Approaching the net at a slower speed, I faked a shot to the left. The goalie raised a glove to intercept it, but I’d already pulled the puck back across my body before flicking it into the net. It sailed right past him.
The Datsyuk Deke. It was my favorite move, and it had worked.
There was cheering from the stands.
“Fuck yeah!” I said, proud, but my heart wasn’t in it, because as I scanned the rink, I didn’t see Leslie anywhere.
Dejected and angry, I lined up and congratulated the first string on the team. The center pulled me in. “Play like that, and I’m going to have to watch out for my spot,” he said, before clapping me on the back.
“Thanks, man,” I said.
A woman whistled. I looked up, and there was…Emily, walking down the stairs toward the ice, wearing a jersey with my number, 42, on it.
It was how old my mom was when she’d died.
“Mason?”
Emily pouted, I guess sexily, her hands running through her red hair.
Jesus, this was the last thing I wanted to deal with.

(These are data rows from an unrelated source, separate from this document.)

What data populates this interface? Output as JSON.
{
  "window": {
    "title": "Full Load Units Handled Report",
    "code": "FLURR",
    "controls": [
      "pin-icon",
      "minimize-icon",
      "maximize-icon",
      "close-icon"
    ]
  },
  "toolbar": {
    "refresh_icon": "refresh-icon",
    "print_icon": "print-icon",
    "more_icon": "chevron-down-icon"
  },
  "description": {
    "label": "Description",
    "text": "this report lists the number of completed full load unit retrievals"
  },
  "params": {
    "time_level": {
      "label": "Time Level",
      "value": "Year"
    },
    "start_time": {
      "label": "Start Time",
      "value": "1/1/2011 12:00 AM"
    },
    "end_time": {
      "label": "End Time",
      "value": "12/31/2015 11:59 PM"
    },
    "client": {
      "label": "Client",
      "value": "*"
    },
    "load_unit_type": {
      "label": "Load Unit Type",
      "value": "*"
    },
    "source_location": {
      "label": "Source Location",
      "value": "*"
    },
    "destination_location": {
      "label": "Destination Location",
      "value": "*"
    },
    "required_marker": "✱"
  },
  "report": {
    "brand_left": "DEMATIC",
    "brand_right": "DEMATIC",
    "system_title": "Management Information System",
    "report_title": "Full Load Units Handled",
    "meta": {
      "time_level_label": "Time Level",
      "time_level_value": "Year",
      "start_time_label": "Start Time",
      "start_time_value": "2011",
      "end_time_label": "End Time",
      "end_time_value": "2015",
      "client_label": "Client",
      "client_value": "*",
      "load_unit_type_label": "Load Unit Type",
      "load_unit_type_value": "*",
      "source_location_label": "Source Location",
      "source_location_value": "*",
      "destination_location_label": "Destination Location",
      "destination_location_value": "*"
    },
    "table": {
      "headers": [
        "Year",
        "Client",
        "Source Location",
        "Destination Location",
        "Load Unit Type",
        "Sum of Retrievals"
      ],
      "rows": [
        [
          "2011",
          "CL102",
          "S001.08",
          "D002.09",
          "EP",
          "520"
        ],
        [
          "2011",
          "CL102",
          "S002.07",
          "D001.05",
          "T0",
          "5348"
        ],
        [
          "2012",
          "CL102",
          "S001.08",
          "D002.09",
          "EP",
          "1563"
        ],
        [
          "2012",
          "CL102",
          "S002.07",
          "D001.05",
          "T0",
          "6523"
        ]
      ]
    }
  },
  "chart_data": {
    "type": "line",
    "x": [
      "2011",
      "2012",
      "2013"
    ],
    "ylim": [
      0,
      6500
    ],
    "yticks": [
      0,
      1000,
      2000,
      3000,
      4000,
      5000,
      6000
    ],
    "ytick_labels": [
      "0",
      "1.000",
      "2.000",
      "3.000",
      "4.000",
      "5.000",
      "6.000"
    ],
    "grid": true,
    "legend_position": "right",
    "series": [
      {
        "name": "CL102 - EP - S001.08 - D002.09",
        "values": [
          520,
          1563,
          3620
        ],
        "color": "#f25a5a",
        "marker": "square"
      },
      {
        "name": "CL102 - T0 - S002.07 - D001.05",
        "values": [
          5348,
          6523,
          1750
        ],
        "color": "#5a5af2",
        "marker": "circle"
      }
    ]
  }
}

What I really wanted to do was call Emily out for being a bitch to Leslie and warning her off me, but I knew if I said anything, it would drive her toward vengeance. And I knew Leslie would be pissed if I hit the redhead with my car or something, no matter how much of a bitch she’d been.
“Emily,” I said easily, pulling my helmet off.

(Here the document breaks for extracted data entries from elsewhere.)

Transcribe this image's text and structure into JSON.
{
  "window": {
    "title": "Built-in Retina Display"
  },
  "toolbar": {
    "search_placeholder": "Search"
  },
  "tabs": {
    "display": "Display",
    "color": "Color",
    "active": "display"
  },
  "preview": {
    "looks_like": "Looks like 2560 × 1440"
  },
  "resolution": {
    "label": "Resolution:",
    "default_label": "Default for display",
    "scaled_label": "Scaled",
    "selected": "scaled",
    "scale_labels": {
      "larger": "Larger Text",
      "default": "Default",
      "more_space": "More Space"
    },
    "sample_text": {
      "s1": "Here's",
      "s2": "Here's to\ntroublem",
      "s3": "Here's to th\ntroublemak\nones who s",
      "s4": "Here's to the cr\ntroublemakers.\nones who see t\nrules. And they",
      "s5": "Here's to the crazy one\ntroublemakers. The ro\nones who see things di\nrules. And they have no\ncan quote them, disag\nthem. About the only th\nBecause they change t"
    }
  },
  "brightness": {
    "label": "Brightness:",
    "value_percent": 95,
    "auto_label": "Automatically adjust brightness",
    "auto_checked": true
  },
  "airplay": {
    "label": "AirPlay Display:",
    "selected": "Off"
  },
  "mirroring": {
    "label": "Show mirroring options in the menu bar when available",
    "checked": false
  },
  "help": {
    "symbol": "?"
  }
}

She smiled, relieved. She hadn’t known how I’d react, after all. “I haven’t seen you in a while.” She approached me and attempted to touch my sweaty face, but I grabbed her wrist. Not painfully—I wasn’t a dick—but hard enough to make my disapproval clear.
“Emily, no.”
“What? Why?” she blushed, embarrassed.
“Emily, we’ve never fucked. I don’t know why you act like you have some claim to me.”
Her soft blush turned to an angry maroon. “I thought you liked me. You did, until she got in your head and fucked around in there. Seriously, Mace, what do you see in her?”
I shook my head. “Don’t call me Mace. And don’t ever touch me again. I mean it, Emily. You won’t like what happens.”
Only one person got to call me that from now on.
A person who was making her way down the stands, her own cheeks a pretty pink.
I dropped Emily’s wrist, standing up straight but not defending myself. This would be a test. Would Leslie trust me? Would she believe I hadn’t been hitting on Emily? Would she defend her territory—me—or would she run away again?
Be brave, butterfly, I thought.
Lucy stood at Leslie’s side, her eyes narrowed on Emily. I was glad to see that Leslie had a real friend. She deserved all the friends. She deserved the whole world, and I would give it to her—she just had to ask.
And to trust me.
C’mon, butterfly.
“Emily,” she said calmly. “I know we’re never going to be friends, but I’m happy to try to get along if you are. But that means you need to stop harassing my…harassing Mason.”
Emily turned bright red.
I, on the other hand, was disappointed. Had Leslie been about to call me her boyfriend? Or admit publicly I was her stepbrother, even though it was pretty clear to everyone on campus we were so much more? I’d take either, but I wouldn’t accept this shying away from the truth of us.
I caught Leslie’s gaze. Held out my hand. She stared at it.
And as she considered, Emily made the decision for us. For her.
“Who are you calling a harasser, brotherfucker?” she said, the word echoing through the stadium.